You stay like that for a while before the lab starts rippling around the edges, which is some sort of sign that the dream is ending, you guess. You’re not sure how to tell since dreams were never really your thing. Maybe future-you is better with dreams though, since she speaks.
“Say hi to Rose for me, if you see her.”
“Sure,” you mutter into her chest, her lab jacket is softer than it looks. “I saw her. She looks good. She - I think she’s okay.”
“That’s good,” mom-you says, and leans back. She puts her hands on your face and brushes your hair from your eyes and you look at each other. “She loves you.”
“Yeah,” you say, but your voice cracks. Your other self catches a tear on her thumb before you realize they’ve even started to spill over. “She loves you, too.”
Her smile is so sad you wonder if she’s going to cry, herself. “I hope so,” she says, and leans in to kiss your cheek before she starts turning into a fuzzy, foggy mess of the dream itself. “Take care of yourself,” she adds, her voice coming out garbled like adults from the Peanuts cartoon. “You have a lot of game to play.”
You know what she means because you know she understands you.
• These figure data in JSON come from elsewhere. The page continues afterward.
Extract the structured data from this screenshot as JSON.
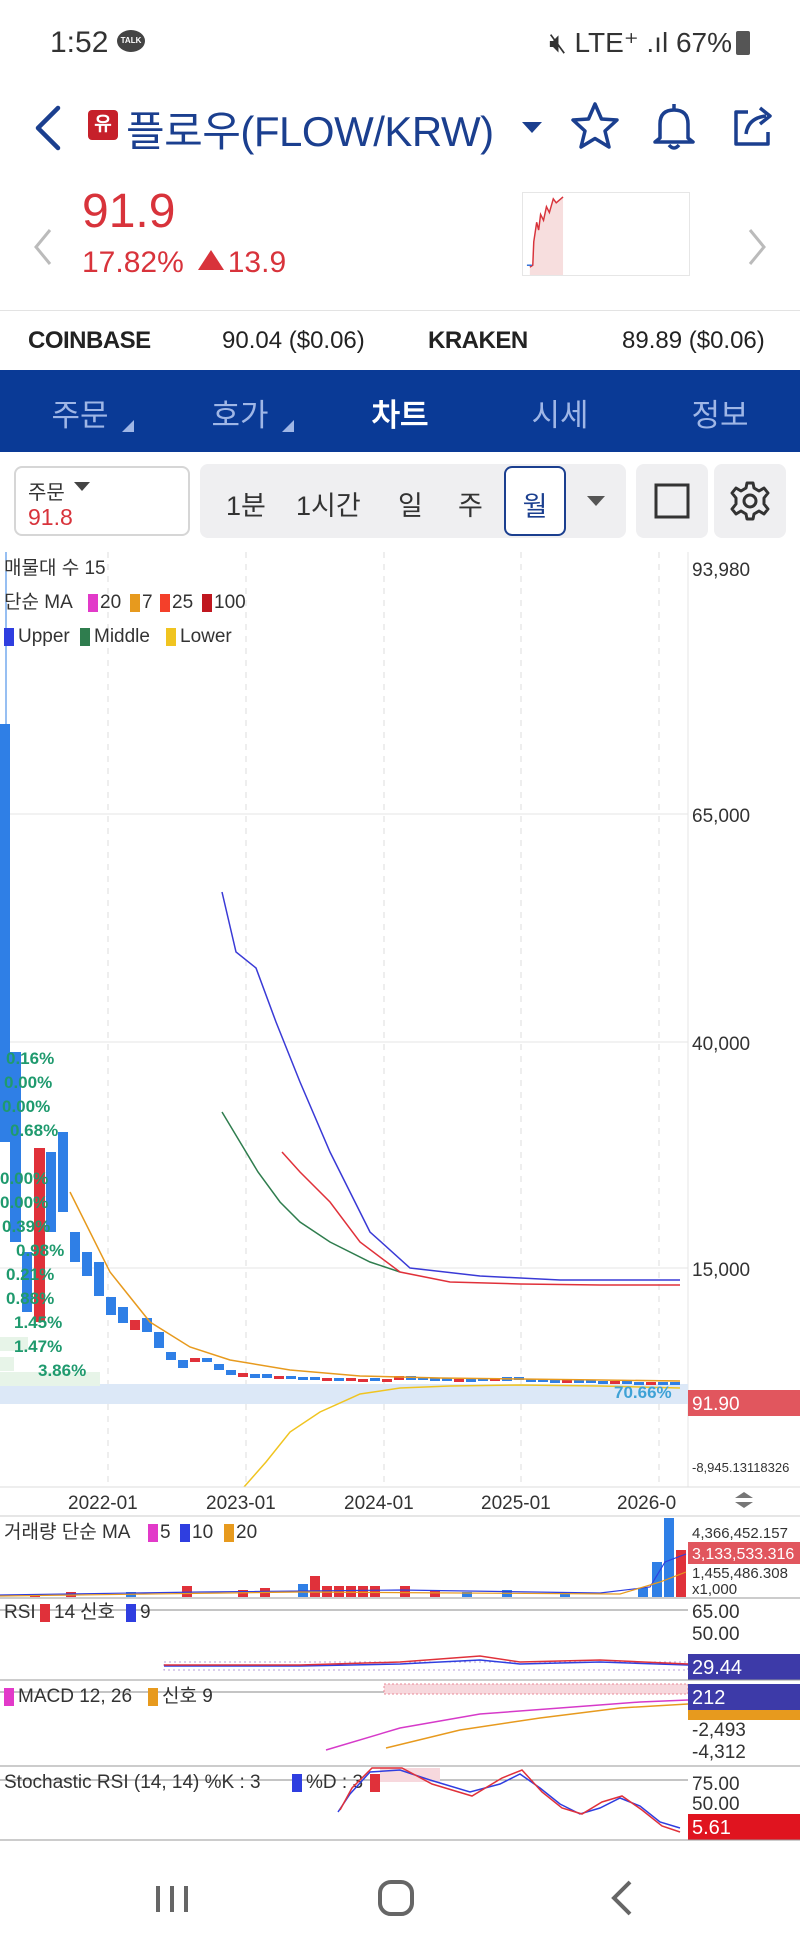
{
  "status": {
    "time": "1:52",
    "talk_badge": "TALK",
    "network": "LTE⁺ .ıl",
    "battery": "67%"
  },
  "header": {
    "badge": "유",
    "title": "플로우(FLOW/KRW)"
  },
  "price": {
    "current": "91.9",
    "change_pct": "17.82%",
    "change_abs": "13.9",
    "color_up": "#d8333b"
  },
  "exchanges": [
    {
      "name": "COINBASE",
      "value": "90.04 ($0.06)"
    },
    {
      "name": "KRAKEN",
      "value": "89.89 ($0.06)"
    }
  ],
  "tabs": [
    "주문",
    "호가",
    "차트",
    "시세",
    "정보"
  ],
  "active_tab": "차트",
  "toolbar": {
    "order_label": "주문",
    "order_value": "91.8",
    "periods": [
      "1분",
      "1시간",
      "일",
      "주"
    ],
    "selected_period": "월"
  },
  "chart": {
    "legend_volume_profile": "매물대 수 15",
    "legend_ma": {
      "label": "단순 MA",
      "items": [
        "20",
        "7",
        "25",
        "100"
      ]
    },
    "legend_bands": [
      "Upper",
      "Middle",
      "Lower"
    ],
    "y_labels": [
      "93,980",
      "65,000",
      "40,000",
      "15,000"
    ],
    "current_price_label": "91.90",
    "min_label": "-8,945.13118326",
    "band_pct": "70.66%",
    "profile_pcts": [
      "0.16%",
      "0.00%",
      "0.00%",
      "0.68%",
      "0.00%",
      "0.00%",
      "0.39%",
      "0.98%",
      "0.21%",
      "0.88%",
      "1.45%",
      "1.47%",
      "3.86%"
    ],
    "x_labels": [
      "2022-01",
      "2023-01",
      "2024-01",
      "2025-01",
      "2026-0"
    ],
    "volume": {
      "legend": "거래량 단순 MA",
      "ma": [
        "5",
        "10",
        "20"
      ],
      "labels": [
        "4,366,452.157",
        "3,133,533.316",
        "1,455,486.308",
        "x1,000"
      ]
    },
    "rsi": {
      "legend": "RSI",
      "period": "14",
      "signal_label": "신호",
      "signal": "9",
      "labels": [
        "65.00",
        "50.00",
        "29.44"
      ]
    },
    "macd": {
      "legend": "MACD 12, 26",
      "signal_label": "신호 9",
      "labels": [
        "212",
        "-2,493",
        "-4,312"
      ]
    },
    "stoch": {
      "legend": "Stochastic RSI (14, 14) %K : 3",
      "d_label": "%D : 3",
      "labels": [
        "75.00",
        "50.00",
        "5.61"
      ]
    }
  }
}
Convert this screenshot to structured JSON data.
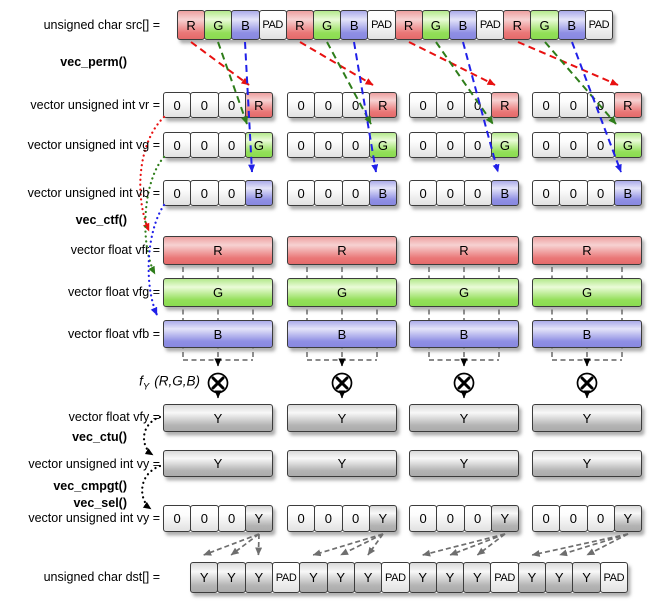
{
  "function_labels": {
    "vec_perm": "vec_perm()",
    "vec_ctf": "vec_ctf()",
    "fy_f": "f",
    "fy_sub": "Y",
    "fy_args": "(R,G,B)",
    "vec_ctu": "vec_ctu()",
    "vec_cmpgt": "vec_cmpgt()",
    "vec_sel": "vec_sel()"
  },
  "icons": {
    "multiply": "circle-x-multiply"
  },
  "rows": {
    "src": {
      "label": "unsigned char src[] =",
      "cells": [
        "R",
        "G",
        "B",
        "PAD",
        "R",
        "G",
        "B",
        "PAD",
        "R",
        "G",
        "B",
        "PAD",
        "R",
        "G",
        "B",
        "PAD"
      ],
      "cell_colors": [
        "r",
        "g",
        "b",
        "pad",
        "r",
        "g",
        "b",
        "pad",
        "r",
        "g",
        "b",
        "pad",
        "r",
        "g",
        "b",
        "pad"
      ]
    },
    "vr": {
      "label": "vector unsigned int vr =",
      "groups": [
        [
          "0",
          "0",
          "0",
          "R"
        ],
        [
          "0",
          "0",
          "0",
          "R"
        ],
        [
          "0",
          "0",
          "0",
          "R"
        ],
        [
          "0",
          "0",
          "0",
          "R"
        ]
      ],
      "colors": [
        "zero",
        "zero",
        "zero",
        "r"
      ]
    },
    "vg": {
      "label": "vector unsigned int vg =",
      "groups": [
        [
          "0",
          "0",
          "0",
          "G"
        ],
        [
          "0",
          "0",
          "0",
          "G"
        ],
        [
          "0",
          "0",
          "0",
          "G"
        ],
        [
          "0",
          "0",
          "0",
          "G"
        ]
      ],
      "colors": [
        "zero",
        "zero",
        "zero",
        "g"
      ]
    },
    "vb": {
      "label": "vector unsigned int vb =",
      "groups": [
        [
          "0",
          "0",
          "0",
          "B"
        ],
        [
          "0",
          "0",
          "0",
          "B"
        ],
        [
          "0",
          "0",
          "0",
          "B"
        ],
        [
          "0",
          "0",
          "0",
          "B"
        ]
      ],
      "colors": [
        "zero",
        "zero",
        "zero",
        "b"
      ]
    },
    "vfr": {
      "label": "vector float vfr =",
      "bars": [
        "R",
        "R",
        "R",
        "R"
      ],
      "color": "r"
    },
    "vfg": {
      "label": "vector float vfg =",
      "bars": [
        "G",
        "G",
        "G",
        "G"
      ],
      "color": "g"
    },
    "vfb": {
      "label": "vector float vfb =",
      "bars": [
        "B",
        "B",
        "B",
        "B"
      ],
      "color": "b"
    },
    "vfy": {
      "label": "vector float vfy =",
      "bars": [
        "Y",
        "Y",
        "Y",
        "Y"
      ],
      "color": "y"
    },
    "vy": {
      "label": "vector unsigned int vy =",
      "bars": [
        "Y",
        "Y",
        "Y",
        "Y"
      ],
      "color": "y"
    },
    "vy2": {
      "label": "vector unsigned int vy =",
      "groups": [
        [
          "0",
          "0",
          "0",
          "Y"
        ],
        [
          "0",
          "0",
          "0",
          "Y"
        ],
        [
          "0",
          "0",
          "0",
          "Y"
        ],
        [
          "0",
          "0",
          "0",
          "Y"
        ]
      ],
      "colors": [
        "zero",
        "zero",
        "zero",
        "y"
      ]
    },
    "dst": {
      "label": "unsigned char dst[] =",
      "cells": [
        "Y",
        "Y",
        "Y",
        "PAD",
        "Y",
        "Y",
        "Y",
        "PAD",
        "Y",
        "Y",
        "Y",
        "PAD",
        "Y",
        "Y",
        "Y",
        "PAD"
      ],
      "cell_colors": [
        "y",
        "y",
        "y",
        "pad",
        "y",
        "y",
        "y",
        "pad",
        "y",
        "y",
        "y",
        "pad",
        "y",
        "y",
        "y",
        "pad"
      ]
    }
  },
  "colors": {
    "red_arrow": "#e81010",
    "green_arrow": "#2e7d1a",
    "blue_arrow": "#2020e8",
    "gray_arrow": "#6e6e6e",
    "black": "#000000",
    "r_fill": "#e56a6a",
    "g_fill": "#8adc50",
    "b_fill": "#8888e0",
    "y_fill": "#ababab",
    "pad_fill": "#e1e1e1"
  }
}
She knows how sad and lonely you get, because she gets sad and lonely too. But she makes it, she made it, and you can make it too.
You’re not sure if you were supposed to see your other self in your dreams like that. It feels really A Sound of Thunder butterfly-stepping risky business, but it happened to you anyway and you refuse to give it back. You take the things that man-was-not-meant-to-know into your heart and let the dream fall out around you, remembering her touch, her hug, and her fingers against your cheek.
“I am no man,” you whisper, and wake up.